We held that an employer’s duty to pay pensions promised and earned on terms substantially equivalent to those offered when the employee entered public service was a vested contractual right. Our opinion reasoned that the term “any indebtedness,” as used in subdivision (b), includes obligations arising out of a city’s pension plan, and the term “interest and redemption charges” refers to “the sums . . . necessary to avoid default on obligations to pay money, including those for pensions.” (Carman, supra, 31 Cal.3d at p. 328; accord, City of Fresno v. Superior Court (1984) 156 Cal.App.3d 1137, 1145-1146 [202 Cal.Rptr. 313]; City of Watsonville v. Merrill (1982) 137 Cal.App.3d 185, 193 [186 Cal.Rptr. 857].)
The language of subdivision (b) is similar to that of sections 9(a) and 8(g) of article XIII B. Unless there is some persuasive reason to interpret the provisions in the two articles differently, they should be construed as having the same meaning. Nevertheless the majority assert that the term “indebtedness” has a different meaning in the two provisions because article XIIIA does not have a provision similar to section 5, making contributions to retirement funds subject to the spending limitation.
But the majority fail to point to any substantive difference in a city’s obligations under article XIII A and article XIII B which would justify the conclusion that the duty to pay pensions or to fund a pension system for that purpose constitutes an “indebtedness” under one but not the other. Even if the meaning of the term “indebtedness” may vary, depending on the context in which it is used, the meaning attributed to it must relate to the nature of the obligation involved.
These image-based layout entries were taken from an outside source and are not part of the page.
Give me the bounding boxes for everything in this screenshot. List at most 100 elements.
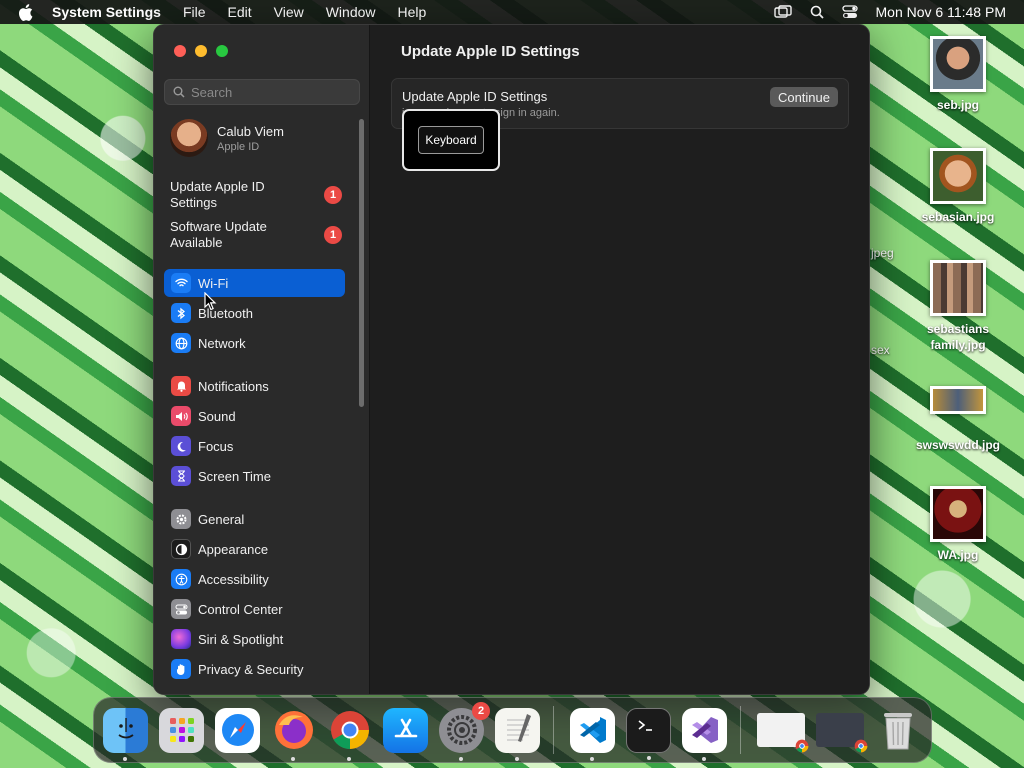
siri-icon (171, 629, 191, 649)
dock-chrome[interactable] (327, 708, 372, 761)
accessibility-icon (171, 569, 191, 589)
wifi-icon (171, 273, 191, 293)
menu-file[interactable]: File (183, 4, 206, 20)
menu-view[interactable]: View (274, 4, 304, 20)
sidebar-item-software-update[interactable]: Software Update Available 1 (170, 219, 342, 251)
menu-edit[interactable]: Edit (228, 4, 252, 20)
moon-icon (171, 436, 191, 456)
dock-minimized-window[interactable] (816, 713, 868, 753)
file-thumbnail (930, 36, 986, 92)
textedit-icon (506, 714, 531, 742)
control-center-icon[interactable] (841, 5, 858, 19)
dock-safari[interactable] (215, 707, 260, 753)
page-title: Update Apple ID Settings (401, 43, 580, 60)
file-thumbnail (930, 148, 986, 204)
visualstudio-icon (691, 717, 718, 743)
search-field[interactable] (164, 79, 360, 105)
desktop-file[interactable]: swswswdd.jpg (908, 386, 1008, 453)
sidebar-item-appearance[interactable]: Appearance (164, 535, 345, 563)
mouse-cursor-icon (204, 291, 217, 316)
vscode-icon (579, 717, 606, 743)
sidebar-scrollbar[interactable] (359, 119, 364, 407)
firefox-icon (274, 711, 313, 749)
dock-launchpad[interactable] (159, 707, 204, 753)
search-icon (173, 86, 185, 98)
sidebar-item-sound[interactable]: Sound (164, 402, 345, 430)
sidebar-item-general[interactable]: General (164, 505, 345, 533)
sidebar-item-label: Appearance (198, 541, 269, 557)
card-title: Update Apple ID Settings (402, 89, 548, 104)
sidebar-item-update-apple-id[interactable]: Update Apple ID Settings 1 (170, 179, 342, 211)
minimize-window-button[interactable] (195, 45, 207, 57)
desktop-file-label-partial[interactable]: jpeg (871, 246, 894, 260)
chrome-icon (330, 711, 369, 750)
apple-menu-icon[interactable] (18, 3, 36, 21)
file-name: WA.jpg (937, 548, 979, 562)
gear-icon (171, 509, 191, 529)
desktop-file[interactable]: sebasian.jpg (908, 148, 1008, 225)
keyboard-popup: Keyboard (402, 109, 500, 171)
dock-notification-badge: 2 (472, 701, 490, 720)
sidebar-item-network[interactable]: Network (164, 329, 345, 357)
menu-help[interactable]: Help (398, 4, 427, 20)
menu-clock[interactable]: Mon Nov 6 11:48 PM (876, 4, 1006, 20)
apple-id-profile[interactable]: Calub Viem Apple ID (170, 119, 284, 157)
keyboard-button[interactable]: Keyboard (418, 126, 484, 154)
running-indicator (515, 756, 519, 761)
running-indicator (347, 756, 351, 761)
dock-firefox[interactable] (271, 708, 316, 761)
notification-badge: 1 (324, 186, 342, 204)
sidebar-item-accessibility[interactable]: Accessibility (164, 565, 345, 593)
dock-app-store[interactable] (383, 707, 428, 753)
menu-window[interactable]: Window (326, 4, 376, 20)
running-indicator (702, 756, 706, 761)
window-controls (174, 45, 228, 57)
dock-terminal[interactable] (626, 707, 671, 760)
zoom-window-button[interactable] (216, 45, 228, 57)
safari-icon (221, 714, 254, 746)
sidebar-item-control-center[interactable]: Control Center (164, 595, 345, 623)
running-indicator (459, 756, 463, 761)
menu-app-name[interactable]: System Settings (52, 4, 161, 20)
spotlight-search-icon[interactable] (810, 5, 824, 19)
file-name: sebasian.jpg (921, 210, 995, 224)
profile-name: Calub Viem (217, 123, 284, 139)
running-indicator (647, 755, 651, 760)
notification-badge: 1 (324, 226, 342, 244)
sidebar-item-siri-spotlight[interactable]: Siri & Spotlight (164, 625, 345, 653)
chrome-icon (854, 739, 868, 753)
desktop-file[interactable]: WA.jpg (908, 486, 1008, 563)
dock-trash[interactable] (875, 708, 920, 753)
sidebar-item-bluetooth[interactable]: Bluetooth (164, 299, 345, 327)
sidebar-item-label: Network (198, 335, 246, 351)
dock-textedit[interactable] (495, 707, 540, 761)
dock-visual-studio[interactable] (682, 707, 727, 761)
sidebar-item-label: Control Center (198, 601, 283, 617)
sidebar-item-notifications[interactable]: Notifications (164, 372, 345, 400)
sidebar-item-screen-time[interactable]: Screen Time (164, 462, 345, 490)
sidebar-item-wifi[interactable]: Wi-Fi (164, 269, 345, 297)
dock-vscode[interactable] (570, 707, 615, 761)
dock-separator (740, 706, 741, 754)
continue-button[interactable]: Continue (769, 87, 838, 107)
desktop-file-label-partial[interactable]: sex (871, 343, 890, 357)
hand-icon (171, 659, 191, 679)
chrome-icon (795, 739, 809, 753)
sidebar-item-label: Siri & Spotlight (198, 631, 284, 647)
file-name: seb.jpg (936, 98, 979, 112)
dock-system-settings[interactable]: 2 (439, 701, 490, 761)
search-input[interactable] (191, 84, 351, 100)
dock-finder[interactable] (103, 707, 148, 761)
desktop-file[interactable]: seb.jpg (908, 36, 1008, 113)
screen-mirroring-icon[interactable] (773, 5, 792, 19)
dock-minimized-window[interactable] (757, 713, 809, 753)
desktop-file[interactable]: sebastians family.jpg (908, 260, 1008, 353)
sidebar-item-focus[interactable]: Focus (164, 432, 345, 460)
menu-bar: System Settings File Edit View Window He… (0, 0, 1024, 24)
sidebar-item-label: Privacy & Security (198, 661, 304, 677)
bluetooth-icon (171, 303, 191, 323)
sidebar-item-label: Accessibility (198, 571, 269, 587)
sidebar-item-label: Notifications (198, 378, 269, 394)
close-window-button[interactable] (174, 45, 186, 57)
sidebar-item-privacy-security[interactable]: Privacy & Security (164, 655, 345, 683)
Carman points out that the term “indebtedness” encompasses “ ‘obligations which are yet to become due as [well as] those which are already matured’ ” (31 Cal.3d at p. 327), and in support of its conclusion it relies on a case holding that the term “indebtedness” means “a complete and absolute liability to the extent that payment must ultimately be made . . . .” (County of Shasta v. County of Trinity (1980) 106 Cal.App.3d 30, 38 [165 Cal.Rptr. 18].) There can be no question that the obligation to *589pay pensions comes within these definitions. It is, therefore, an indebtedness, and is exempt from the spending limitation.
Moreover, as the Court of Appeal noted, articles XIII A and XIII B “are complementary fiscal measures designed to limit the government’s ability to raise and spend tax revenues.” This view is subscribed to by this court. (City of Sacramento v. State of California (1990) 50 Cal.3d 51, 59, fn. 1 [266 Cal.Rptr. 139, 785 P.2d 522].) Since, as we held in Carman, a government entity may impose a tax to fiind pension payments without regard to the tax limitation of article XIII A, it is anomalous to hold, as do the majority, that the voters intended to prohibit the use of the funds generated for this purpose without a compensating reduction in other government expenditures.
I would affirm the judgment of the Court of Appeal.

Under subdivision (g) of section 8 of article XIII B (hereafter section 8(g)), “debt service” is defined as “appropriations required to pay the cost of interest and redemption charges, including the funding of any reserve or sinking fund required in connection therewith, on indebtedness existing or legally authorized as of January 1, 1979.”